Matthew 5;11 “Blessed are you when people insult you, persecute you and falsely say all kinds of evil agains you because of me. “
I wonder if this verse is solely meant for the persecution some Christians experience at the hands of non-Christians. We as Christians persecute each other too. For things that those ‘other’ believers are doing out of their own love for Christ. Sometimes it’s an overt attack or expulsion, more frequently it’s in the mutterings from one person to another, or the condescending arrogance of a self-appointed teacher.
But we also have an obligation to each other. To share the things we know. Do you love someone by holding helpful information from them? Really? We want to help people. We want to just tell them the lessons that we worked so hard for. To save them form that anguish. that’s a noble intention. It just has to be done so carefully. with an honestly pure intention. And, as a rule of thumb, my intention is probably measured by the number of questions I ask. Am I searching with someone, helping them find the answers that are right and true? Or am I just pushing my stale truths onto them? If I’m not asking questions, I run the risk of just pontificating. [Which is pretty much the point of a blog, or Facebook, but not face to face conversations.]

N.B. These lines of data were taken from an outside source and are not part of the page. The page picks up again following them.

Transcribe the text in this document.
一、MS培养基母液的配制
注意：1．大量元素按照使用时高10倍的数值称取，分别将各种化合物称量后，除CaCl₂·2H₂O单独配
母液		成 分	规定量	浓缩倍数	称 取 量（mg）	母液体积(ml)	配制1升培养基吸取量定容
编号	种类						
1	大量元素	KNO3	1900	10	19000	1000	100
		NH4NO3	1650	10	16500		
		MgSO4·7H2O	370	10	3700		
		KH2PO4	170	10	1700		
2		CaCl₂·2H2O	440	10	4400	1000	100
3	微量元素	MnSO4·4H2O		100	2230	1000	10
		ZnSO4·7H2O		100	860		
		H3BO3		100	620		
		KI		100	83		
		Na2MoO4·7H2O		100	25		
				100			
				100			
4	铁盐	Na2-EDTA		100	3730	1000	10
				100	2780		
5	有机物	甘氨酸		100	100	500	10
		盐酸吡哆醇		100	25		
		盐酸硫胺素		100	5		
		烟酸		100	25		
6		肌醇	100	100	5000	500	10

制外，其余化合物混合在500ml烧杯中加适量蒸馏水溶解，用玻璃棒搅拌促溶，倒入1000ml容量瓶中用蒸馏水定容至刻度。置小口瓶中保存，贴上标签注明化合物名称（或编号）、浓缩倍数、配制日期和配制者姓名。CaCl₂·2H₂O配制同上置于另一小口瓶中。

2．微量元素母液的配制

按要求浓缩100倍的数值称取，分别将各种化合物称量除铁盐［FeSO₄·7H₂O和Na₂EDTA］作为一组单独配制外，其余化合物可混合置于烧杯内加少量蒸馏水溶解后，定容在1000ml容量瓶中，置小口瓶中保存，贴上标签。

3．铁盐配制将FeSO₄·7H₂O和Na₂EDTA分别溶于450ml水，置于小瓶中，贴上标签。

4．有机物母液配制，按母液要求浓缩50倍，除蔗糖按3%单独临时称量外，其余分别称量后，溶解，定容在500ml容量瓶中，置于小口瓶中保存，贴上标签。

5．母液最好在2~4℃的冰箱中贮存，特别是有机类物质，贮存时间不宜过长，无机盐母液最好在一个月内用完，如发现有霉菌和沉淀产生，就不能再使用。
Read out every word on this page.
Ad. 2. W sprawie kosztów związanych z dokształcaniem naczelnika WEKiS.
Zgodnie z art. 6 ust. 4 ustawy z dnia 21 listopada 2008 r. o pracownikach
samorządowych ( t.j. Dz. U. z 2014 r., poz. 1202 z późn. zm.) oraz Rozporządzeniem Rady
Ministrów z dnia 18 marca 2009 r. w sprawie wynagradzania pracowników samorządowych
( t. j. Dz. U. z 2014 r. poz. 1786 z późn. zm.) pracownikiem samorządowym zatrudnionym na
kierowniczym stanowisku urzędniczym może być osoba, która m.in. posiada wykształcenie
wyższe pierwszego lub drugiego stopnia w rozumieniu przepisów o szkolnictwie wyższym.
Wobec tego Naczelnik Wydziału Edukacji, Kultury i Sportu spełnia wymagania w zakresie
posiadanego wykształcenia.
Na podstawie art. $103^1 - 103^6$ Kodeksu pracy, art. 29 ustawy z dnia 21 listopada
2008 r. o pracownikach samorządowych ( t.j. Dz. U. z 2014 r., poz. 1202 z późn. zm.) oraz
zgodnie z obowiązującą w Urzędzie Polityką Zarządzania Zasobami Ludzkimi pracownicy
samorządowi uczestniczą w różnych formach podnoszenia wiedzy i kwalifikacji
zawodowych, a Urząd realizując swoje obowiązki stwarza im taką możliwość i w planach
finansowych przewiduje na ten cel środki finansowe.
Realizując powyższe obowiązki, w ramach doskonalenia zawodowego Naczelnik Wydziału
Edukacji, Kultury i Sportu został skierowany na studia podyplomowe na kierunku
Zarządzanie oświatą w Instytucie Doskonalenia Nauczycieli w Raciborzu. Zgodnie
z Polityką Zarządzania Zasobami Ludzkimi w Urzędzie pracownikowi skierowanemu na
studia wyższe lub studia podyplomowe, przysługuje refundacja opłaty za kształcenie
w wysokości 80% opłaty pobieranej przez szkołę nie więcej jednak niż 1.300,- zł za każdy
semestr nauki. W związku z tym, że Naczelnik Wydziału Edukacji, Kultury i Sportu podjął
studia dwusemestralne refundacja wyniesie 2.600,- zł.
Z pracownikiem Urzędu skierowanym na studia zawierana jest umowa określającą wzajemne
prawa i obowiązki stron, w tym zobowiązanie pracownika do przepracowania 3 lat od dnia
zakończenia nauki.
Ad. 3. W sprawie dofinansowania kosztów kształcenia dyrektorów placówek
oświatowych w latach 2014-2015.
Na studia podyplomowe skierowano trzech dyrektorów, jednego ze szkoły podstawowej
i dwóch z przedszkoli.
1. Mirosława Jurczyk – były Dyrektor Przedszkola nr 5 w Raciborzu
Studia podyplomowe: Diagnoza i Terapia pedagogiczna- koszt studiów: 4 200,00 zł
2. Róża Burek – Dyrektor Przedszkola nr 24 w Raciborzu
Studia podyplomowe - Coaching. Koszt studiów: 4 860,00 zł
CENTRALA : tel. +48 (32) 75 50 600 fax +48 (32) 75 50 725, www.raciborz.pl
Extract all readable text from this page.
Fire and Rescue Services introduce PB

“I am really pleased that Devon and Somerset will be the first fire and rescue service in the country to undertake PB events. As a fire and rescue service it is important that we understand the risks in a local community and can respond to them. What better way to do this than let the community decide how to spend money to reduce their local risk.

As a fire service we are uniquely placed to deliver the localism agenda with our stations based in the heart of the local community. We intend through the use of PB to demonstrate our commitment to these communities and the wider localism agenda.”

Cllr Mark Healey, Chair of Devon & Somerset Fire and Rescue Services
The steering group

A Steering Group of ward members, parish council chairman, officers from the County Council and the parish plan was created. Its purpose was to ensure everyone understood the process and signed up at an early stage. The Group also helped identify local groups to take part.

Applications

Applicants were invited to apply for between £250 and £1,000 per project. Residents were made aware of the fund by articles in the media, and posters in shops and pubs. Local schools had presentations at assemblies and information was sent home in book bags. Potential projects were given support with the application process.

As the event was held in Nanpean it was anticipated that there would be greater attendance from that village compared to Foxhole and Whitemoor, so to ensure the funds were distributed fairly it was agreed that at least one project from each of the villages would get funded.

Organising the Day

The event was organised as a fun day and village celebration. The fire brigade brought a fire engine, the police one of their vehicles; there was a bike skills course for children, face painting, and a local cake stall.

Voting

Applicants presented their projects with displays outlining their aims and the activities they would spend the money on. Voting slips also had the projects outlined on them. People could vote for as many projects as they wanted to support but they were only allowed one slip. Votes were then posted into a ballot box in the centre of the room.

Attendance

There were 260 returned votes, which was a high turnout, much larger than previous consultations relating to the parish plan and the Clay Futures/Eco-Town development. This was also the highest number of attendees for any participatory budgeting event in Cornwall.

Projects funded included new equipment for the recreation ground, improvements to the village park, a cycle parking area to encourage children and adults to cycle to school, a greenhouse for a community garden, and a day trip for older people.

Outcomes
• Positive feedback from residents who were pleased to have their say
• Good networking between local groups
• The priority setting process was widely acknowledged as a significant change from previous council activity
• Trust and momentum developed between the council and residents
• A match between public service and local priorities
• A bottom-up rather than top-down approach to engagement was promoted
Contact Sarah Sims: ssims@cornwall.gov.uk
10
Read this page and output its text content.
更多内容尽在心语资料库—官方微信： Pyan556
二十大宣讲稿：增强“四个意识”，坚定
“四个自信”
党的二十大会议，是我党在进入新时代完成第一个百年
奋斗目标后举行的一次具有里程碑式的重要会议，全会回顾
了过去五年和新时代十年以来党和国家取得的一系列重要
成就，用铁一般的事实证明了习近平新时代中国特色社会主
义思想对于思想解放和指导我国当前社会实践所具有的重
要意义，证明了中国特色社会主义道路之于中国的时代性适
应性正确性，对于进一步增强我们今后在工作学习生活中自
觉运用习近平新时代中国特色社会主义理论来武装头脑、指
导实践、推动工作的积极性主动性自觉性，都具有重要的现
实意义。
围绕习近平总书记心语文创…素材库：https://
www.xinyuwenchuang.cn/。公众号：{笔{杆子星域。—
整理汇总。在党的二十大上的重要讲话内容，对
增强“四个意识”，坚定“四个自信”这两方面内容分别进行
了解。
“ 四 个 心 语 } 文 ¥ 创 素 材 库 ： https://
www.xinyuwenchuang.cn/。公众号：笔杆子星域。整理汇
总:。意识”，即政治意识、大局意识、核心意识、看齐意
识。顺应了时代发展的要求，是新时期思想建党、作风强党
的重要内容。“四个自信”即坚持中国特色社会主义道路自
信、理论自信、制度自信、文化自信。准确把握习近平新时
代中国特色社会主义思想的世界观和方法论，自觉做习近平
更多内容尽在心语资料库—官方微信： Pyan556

That also keeps us from being the persecutors. I had intended to write a condemnation of ‘those Christians’ that persecute, but I find myself noticing my own role. I do this too. Especially in response to the reaction some of my beliefs have provoked. I don’t spank, so ‘more experienced’ mothers give me that look like I’m some idealist youth. (Which I am, and hope to always be.) I breastfed, and feel passionately that breastmilk is what God designed and intended for babies, so some moms consider me arrogant. Look, I don’t think you’re uneducated or dumb because you feed formula. I don’t know your story. I know what pain breastfeeding can cause. I’ve surprised many a lactation consultant and La Leche League leader by continuing to breastfeed through pain that seemed unreasonable and unnecessary to them. I know that we all do our best with what we have. But I do forget that people don’t have the information that I do. After a while, I find myself unconsciously expecting anyone who knows me to know how and why I feel the way that I do. And honestly, if you’re my friend on Facebook (referencing my personal account here – I’m still trying to get better about using my blog page more regularly) then you only don’t know my positions if you don’t want to know. I talk. A lot.
But it’s not ok for me to forget and assume that people know what I know. I do it, and I’m working on it. But I do need to be apologizing for the times I mess up. That’s what moves me from ‘persecutor’ to ‘sister’. I don’t know if that verse is referencing Christians who act like I do. I suspect it’s referencing those with a bit more intentional malice than I generally wield, but I don’t know. I do know that I don’t want you to be blessed because of that. Let God bless you through a whole host of ways, but not because I was a jerk to you. I’m aiming for behavior a little better than that.